Patio Casa Lobato

Imagen: Manuel García

lunes, 2 de junio de 2008

Señora mía (Final)


Estaba tan hermosa. No podía apartar mis ojos de aquel sexo palpitante que se me ofrecía en todo su esplendor. Sentí de nuevo la presión de sus pies en mi espalda atrayéndome y al fin mi boca se hundió entre sus pliegues húmedos y cálidos. Mi lengua se perdió en su interior, mis labios apresaban su clítoris inflamado, succionándolo. Ella, la cabeza hacia atrás, gemía de placer, movía sus caderas empujando su sexo hacía mi rostro. Luego, flexionó las rodillas y apoyó los zapatos contra mi pecho. Me empujó con ellos de modo que parecía querer apartar mi boca de su sexo. Yo sentía sus tacones clavándose en la carne, y el placer que eso me provocaba desbocaba mis deseos haciendo que me hundiese más en ella. Al fin sentí que sus piernas se relajaban, que todos sus sentidos estaban concentrados en el estallido de un inminente orgasmo. Un ronco gemido de placer salió de sus garganta al tiempo que sus jugos inundaban mi boca.

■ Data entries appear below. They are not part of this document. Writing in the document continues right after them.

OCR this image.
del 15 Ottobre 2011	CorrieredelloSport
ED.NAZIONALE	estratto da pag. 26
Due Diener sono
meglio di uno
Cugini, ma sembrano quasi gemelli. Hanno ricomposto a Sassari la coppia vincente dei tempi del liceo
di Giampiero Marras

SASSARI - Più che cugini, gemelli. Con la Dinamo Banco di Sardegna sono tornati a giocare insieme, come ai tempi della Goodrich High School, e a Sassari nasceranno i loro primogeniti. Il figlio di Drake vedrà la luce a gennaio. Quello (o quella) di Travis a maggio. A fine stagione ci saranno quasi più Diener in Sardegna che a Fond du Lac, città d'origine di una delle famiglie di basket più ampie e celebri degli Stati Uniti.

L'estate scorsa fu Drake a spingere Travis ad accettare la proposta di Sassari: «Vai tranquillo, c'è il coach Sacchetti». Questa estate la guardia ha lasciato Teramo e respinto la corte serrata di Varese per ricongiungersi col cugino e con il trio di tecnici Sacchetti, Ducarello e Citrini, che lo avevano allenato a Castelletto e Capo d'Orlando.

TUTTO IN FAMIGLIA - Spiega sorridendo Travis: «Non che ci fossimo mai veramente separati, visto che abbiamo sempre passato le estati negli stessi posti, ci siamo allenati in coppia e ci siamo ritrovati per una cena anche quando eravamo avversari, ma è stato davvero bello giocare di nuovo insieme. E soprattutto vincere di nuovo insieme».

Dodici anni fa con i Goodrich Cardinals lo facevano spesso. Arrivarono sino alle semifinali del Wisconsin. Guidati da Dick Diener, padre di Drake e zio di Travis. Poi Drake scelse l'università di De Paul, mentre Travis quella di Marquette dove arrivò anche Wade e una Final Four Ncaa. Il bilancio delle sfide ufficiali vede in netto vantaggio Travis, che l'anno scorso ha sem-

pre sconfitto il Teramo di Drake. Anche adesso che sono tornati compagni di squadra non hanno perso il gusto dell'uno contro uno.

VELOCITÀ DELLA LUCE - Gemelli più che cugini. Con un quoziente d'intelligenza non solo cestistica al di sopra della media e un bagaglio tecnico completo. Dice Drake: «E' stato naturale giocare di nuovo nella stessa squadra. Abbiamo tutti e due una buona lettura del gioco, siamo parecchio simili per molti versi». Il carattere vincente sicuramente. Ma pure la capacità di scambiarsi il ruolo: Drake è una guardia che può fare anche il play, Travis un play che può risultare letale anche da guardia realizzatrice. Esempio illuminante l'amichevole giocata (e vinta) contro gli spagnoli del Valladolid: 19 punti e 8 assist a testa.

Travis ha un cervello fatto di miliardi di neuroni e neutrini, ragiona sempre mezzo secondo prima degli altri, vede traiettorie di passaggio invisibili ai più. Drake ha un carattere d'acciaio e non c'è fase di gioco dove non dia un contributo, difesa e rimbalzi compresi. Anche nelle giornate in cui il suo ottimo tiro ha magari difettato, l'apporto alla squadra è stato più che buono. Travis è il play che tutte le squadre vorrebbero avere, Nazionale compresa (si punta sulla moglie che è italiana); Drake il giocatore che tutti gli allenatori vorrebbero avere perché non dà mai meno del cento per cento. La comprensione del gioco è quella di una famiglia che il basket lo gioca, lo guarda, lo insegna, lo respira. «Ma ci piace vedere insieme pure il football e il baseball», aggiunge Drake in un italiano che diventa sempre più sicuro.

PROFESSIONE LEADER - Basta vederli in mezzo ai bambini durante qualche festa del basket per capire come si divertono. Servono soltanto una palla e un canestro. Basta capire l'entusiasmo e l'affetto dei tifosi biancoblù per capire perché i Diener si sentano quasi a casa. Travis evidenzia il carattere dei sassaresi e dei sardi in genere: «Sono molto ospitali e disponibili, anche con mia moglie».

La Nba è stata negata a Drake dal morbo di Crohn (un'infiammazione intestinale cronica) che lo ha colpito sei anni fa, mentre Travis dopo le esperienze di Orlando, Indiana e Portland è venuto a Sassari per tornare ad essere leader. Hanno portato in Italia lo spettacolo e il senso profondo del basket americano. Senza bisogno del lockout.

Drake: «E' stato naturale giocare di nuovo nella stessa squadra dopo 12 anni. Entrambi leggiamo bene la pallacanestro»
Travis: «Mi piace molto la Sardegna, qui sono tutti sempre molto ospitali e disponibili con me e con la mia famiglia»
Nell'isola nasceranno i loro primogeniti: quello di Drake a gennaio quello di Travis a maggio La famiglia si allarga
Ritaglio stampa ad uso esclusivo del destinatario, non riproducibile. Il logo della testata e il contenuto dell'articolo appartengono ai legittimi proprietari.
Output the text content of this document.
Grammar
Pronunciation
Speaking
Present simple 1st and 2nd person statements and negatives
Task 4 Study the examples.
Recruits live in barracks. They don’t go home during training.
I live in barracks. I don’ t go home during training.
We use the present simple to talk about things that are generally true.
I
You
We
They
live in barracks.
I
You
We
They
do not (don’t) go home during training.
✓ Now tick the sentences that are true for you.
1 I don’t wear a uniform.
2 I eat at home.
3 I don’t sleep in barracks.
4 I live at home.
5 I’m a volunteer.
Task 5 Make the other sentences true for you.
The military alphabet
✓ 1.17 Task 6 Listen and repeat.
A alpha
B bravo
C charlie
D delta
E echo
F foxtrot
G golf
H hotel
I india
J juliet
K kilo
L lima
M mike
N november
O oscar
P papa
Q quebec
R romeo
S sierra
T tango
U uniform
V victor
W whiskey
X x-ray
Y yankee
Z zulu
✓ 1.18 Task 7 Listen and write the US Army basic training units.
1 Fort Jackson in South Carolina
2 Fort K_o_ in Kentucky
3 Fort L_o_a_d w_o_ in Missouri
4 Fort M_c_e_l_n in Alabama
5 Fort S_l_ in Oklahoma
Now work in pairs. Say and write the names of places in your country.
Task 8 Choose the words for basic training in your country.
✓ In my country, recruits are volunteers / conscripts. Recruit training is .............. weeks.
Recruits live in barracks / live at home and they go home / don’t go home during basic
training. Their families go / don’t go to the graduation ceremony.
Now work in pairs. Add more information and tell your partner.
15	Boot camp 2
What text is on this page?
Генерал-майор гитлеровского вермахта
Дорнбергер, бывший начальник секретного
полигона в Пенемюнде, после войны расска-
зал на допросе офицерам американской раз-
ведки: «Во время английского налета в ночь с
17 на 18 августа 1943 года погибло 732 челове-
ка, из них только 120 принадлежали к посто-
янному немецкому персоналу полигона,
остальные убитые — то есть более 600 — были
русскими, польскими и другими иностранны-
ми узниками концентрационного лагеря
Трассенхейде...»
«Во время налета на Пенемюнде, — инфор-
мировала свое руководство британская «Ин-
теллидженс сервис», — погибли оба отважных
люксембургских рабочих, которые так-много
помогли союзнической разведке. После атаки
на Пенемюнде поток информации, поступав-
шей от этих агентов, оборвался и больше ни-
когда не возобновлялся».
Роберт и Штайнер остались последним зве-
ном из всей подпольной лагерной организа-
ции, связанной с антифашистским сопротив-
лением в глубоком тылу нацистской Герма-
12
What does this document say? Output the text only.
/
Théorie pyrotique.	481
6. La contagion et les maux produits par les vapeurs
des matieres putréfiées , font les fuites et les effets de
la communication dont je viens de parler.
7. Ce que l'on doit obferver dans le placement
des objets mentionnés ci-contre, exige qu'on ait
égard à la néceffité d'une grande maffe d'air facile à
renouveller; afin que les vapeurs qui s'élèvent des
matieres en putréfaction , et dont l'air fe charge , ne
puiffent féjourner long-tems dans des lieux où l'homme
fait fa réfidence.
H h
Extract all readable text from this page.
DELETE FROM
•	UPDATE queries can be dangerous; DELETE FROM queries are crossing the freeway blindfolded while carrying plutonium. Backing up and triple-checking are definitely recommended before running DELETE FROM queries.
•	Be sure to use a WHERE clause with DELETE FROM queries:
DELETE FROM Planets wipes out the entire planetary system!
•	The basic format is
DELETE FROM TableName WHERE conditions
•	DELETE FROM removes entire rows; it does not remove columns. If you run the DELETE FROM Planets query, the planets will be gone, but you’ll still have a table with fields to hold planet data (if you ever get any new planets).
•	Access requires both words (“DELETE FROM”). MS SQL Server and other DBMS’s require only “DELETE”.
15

Durante un rato permaneció inmóvil, desfallecida, con los ojos cerrados. Sus piernas descansaban otra vez sobre mis hombros y sus brazos se apoyaban, lánguidos, en el sillón. Abrió los ojos y nuestras miradas quedaron un momento prendidas, hablándose en silencio. Acuéstate, dijo suavemente. Me tendí en el suelo, boca arriba, con mi sexo empinado. Colocó un pie encima de mi estómago, con cuidado, buscando el equilibrio, apoyó un instante todo su peso en él y subió el otro. Se quedó quieta, sobre mí, escrutando mi rostro. Mis ojos se cerraban ante el placer de tenerla allí, de pie sobre mi cuerpo. Entonces ella empezó a caminar despacio, subiendo hacia el pecho, deshaciendo el camino hasta las piernas, presionando mis muslos. Con cada paso sus huellas se marcaban en mi carne dejando pequeñas marcas rojas. Y mi sexo se endurecía cada vez más, palpitando con movimientos incontrolados. La miré. Y la visión de su cuerpo desnudo, erguido sobre el mío, como una diosa cazadora dominando a su presa, fue suficiente para que un chorro de semen saliera despedido y salpicase mi estómago y sus piernas.

Se sentó entonces sobre mí con las piernas abiertas y empezó a besarme. Besos suaves, ligeros, rozando apenas su boca con la mía, entreabriéndola un poco, asomando la lengua sonrosada, para fundirse luego en un beso profundo bebiendo con ansía mi saliva. Luego siguió lamiendo cada una de las marcas sembradas por mi cuerpo, limpiando con la lengua las gotas de semen esparcidas por mi piel. De vez en cuando, volvía otra vez a mi boca, para beber de ella como si de una fuente se tratase. Después se acostó sobre mí y nos quedamos dormidos en el suelo.

Cuando la conocí, hace tres años, no pensé que se convertiría en el Ama más cotizada de la ciudad. Sigue viviendo en el barrio que la vio nacer y cada día, después de dejar recogida la cocina y la cena preparada para la noche, atraviesa la ciudad en metro y se transforma. Yo estoy siempre a su lado, esperando sus órdenes, dispuesto a complacerla, deseando servirla. Soy su esclavo y ella, mi señora.

1 comentario:

Anónimo dijo...

Me ha gustado esa forma delicada y sensual de tratar esa relación. Un beso.